The New Mexico State Investment Council reversed its decision to hire Calif.-based StepStone Group to help it manage its $1.3 billion PE portfolio, and is now in final negotiations to hire LP Advisors as its private equity advisor instead.
The council was “unable to reach a mutually satisfying agreement” with StepStone Group, its chief information officer Charles Wollmann told peHUB Wednesday morning.

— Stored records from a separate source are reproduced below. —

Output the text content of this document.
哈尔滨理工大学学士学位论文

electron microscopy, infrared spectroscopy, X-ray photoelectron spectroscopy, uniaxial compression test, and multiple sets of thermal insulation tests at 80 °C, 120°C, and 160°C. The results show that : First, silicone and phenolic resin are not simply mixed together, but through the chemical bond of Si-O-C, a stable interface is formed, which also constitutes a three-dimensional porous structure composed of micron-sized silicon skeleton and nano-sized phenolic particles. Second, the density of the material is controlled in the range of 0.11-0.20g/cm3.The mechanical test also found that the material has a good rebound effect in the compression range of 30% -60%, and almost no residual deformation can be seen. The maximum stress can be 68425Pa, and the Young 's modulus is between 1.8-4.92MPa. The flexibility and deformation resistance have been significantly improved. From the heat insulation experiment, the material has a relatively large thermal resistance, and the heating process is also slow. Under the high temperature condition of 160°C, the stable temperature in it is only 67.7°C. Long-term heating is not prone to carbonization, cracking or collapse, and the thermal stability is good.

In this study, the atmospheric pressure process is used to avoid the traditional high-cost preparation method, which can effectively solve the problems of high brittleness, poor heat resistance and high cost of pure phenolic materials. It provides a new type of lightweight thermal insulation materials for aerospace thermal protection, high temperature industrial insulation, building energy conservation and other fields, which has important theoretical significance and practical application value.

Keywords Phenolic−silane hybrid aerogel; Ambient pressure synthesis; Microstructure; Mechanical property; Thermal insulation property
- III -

However, what might have been most unsatisfying about StepStone to the New Mexico council is a former StepStone president’s ties to a national pay-to-play scandal. One source acknowledged the board had a difficult time getting over StepStone’s past affiliation to Pacific Corporate Group, which, in 2009, was dragged into the pay-to-play investigation launched by then-New York Attorney General Andrew M. Cuomo. Steve Moseley, who joined the advisor in 2008 and resigned the following year without being charged with any wrongdoing, had previously served as co-president and managing director of PCG Capital Partners.
In a prior discussion with a peHUB reporter, Wollman did not say this was the case, however.
“It was not to be,” he said Wednesday of New Mexico’s deal with StepStone.
The state of New Mexico is carefully crafting its image in the wake of the Cuomo investigation—the council prematurely terminated its prior PE advisor’s deal, Aldus Equity Partners, when that firm became embroiled in the national investigation. Complicating matters is federal investigators’ ongoing inquiry into pension investments made under former New Mexico Governor Bill Richardson, who was alleged to steer money toward advisors with whom he was friendly.
StepStone declined to comment for this story.
Buyouts senior correspondent Gregory Roth contributed to this report.